Axios named Forest Road Acquisition Corp II (NYSE:FRXB) as one of the SPACs that was contacted by OnlyFans. The SPAC is led by several former The Walt Disney Co (NYSE:DIS) executives and also counts Shaquille O’Neal as an advisor.

The report said this SPAC and others couldn’t get past the pornographic content on OnlyFans. 

Without SPACs interested, OnlyFans could still consider going public via a traditional IPO or direct listing.

Along with facing trouble getting investors, OnlyFans has also faced trouble getting banking companies and financial firms to help with payouts to content creators due to its graphic content.

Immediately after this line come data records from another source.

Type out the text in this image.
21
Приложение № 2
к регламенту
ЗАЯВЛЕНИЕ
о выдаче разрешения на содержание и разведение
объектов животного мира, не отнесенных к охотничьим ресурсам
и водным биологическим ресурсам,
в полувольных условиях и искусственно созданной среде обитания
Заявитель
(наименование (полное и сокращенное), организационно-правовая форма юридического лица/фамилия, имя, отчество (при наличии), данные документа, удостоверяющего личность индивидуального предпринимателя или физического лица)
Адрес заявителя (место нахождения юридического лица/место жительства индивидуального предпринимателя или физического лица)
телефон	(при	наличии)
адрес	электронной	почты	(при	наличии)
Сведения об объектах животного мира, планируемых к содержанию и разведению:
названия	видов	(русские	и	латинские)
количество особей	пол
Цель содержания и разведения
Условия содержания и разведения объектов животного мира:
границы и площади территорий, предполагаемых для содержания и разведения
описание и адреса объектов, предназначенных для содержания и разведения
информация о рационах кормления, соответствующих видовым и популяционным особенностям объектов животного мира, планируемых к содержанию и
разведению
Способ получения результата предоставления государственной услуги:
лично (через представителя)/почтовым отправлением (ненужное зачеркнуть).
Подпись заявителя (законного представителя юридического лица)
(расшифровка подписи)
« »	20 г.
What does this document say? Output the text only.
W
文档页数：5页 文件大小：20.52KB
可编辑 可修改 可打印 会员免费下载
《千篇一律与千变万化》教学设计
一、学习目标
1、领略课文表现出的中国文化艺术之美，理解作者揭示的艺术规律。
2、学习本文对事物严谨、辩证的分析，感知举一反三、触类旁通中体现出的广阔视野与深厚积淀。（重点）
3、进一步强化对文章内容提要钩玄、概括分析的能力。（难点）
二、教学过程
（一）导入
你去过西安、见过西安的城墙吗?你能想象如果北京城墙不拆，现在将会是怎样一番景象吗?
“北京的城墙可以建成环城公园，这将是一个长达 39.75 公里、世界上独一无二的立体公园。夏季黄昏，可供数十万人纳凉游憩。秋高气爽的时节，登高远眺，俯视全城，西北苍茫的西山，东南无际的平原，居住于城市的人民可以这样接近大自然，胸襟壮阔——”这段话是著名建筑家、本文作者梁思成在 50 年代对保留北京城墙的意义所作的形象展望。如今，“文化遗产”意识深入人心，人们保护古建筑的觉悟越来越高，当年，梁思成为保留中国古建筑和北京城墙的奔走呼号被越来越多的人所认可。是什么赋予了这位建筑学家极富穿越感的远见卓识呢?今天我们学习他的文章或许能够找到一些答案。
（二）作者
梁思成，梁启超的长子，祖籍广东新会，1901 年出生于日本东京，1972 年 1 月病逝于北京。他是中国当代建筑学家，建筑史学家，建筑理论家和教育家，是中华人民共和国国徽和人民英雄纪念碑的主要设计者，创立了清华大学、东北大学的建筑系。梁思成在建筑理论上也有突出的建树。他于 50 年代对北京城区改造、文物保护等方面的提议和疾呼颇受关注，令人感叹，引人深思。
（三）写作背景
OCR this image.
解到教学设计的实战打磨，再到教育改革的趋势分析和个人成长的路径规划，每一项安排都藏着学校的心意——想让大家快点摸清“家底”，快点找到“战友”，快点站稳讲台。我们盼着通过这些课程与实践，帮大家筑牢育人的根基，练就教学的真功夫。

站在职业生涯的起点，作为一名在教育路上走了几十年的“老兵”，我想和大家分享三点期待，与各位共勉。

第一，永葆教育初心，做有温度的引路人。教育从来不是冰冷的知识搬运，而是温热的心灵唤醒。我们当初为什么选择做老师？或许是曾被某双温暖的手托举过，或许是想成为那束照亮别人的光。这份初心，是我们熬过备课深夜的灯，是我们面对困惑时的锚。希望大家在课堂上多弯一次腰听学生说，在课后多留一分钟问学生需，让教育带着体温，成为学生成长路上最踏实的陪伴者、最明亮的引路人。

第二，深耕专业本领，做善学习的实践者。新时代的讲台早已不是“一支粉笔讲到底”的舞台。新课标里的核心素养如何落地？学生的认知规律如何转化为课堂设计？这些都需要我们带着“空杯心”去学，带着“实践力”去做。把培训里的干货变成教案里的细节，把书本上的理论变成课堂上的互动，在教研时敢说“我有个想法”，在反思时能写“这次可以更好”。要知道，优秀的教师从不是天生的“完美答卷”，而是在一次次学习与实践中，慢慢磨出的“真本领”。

“These changes are to comply with the requests of our banking partners and payout providers,” the company said when it announced the adult content ban last year.

Related Link: How Important Is Porn To OnlyFans? 

Why It’s Important: OnlyFans' plan to ban explicit content was met with backlash. The company is continuing to shift away from and try to rely less on being a “porn platform.”

Social media platforms have grown in number and are in a constant battle to attract users and content creators.

The report said OnlyFans wants to be a place for fans to connect with creators, mentioning a combination of TikTok and Patreon as reference.

OnlyFans estimated 2021 revenue at $1.2 billion and 2022 revenue at $2.5 billion, according to a pitch deck seen by Axios. The company had revenue of $375 million in 2020. The pitch deck from March 2021 also showed the company had paid out $3.2 billion to creators, with over 16,000 earning at least $50,000 annually.

The growth of content creators and users that don’t rely on OnlyFans for explicit content could make the company more likely to secure funding and attract a diverse base of investors.

PLBY Group Inc (NASDAQ:PLBY), which owns the Playboy brand, went public via SPAC in 2021. The company has distanced itself from its former magazine and video content that was explicit and turned into a company growing with sexual wellness brands, licensing and NFTs.

OnlyFans launched OFTV last year, a free streaming service without explicit content.

The company finds itself in a delicate place with the need for funding to grow and banks to help process payouts, but with a reliance on explicit content until new growth drivers are realized.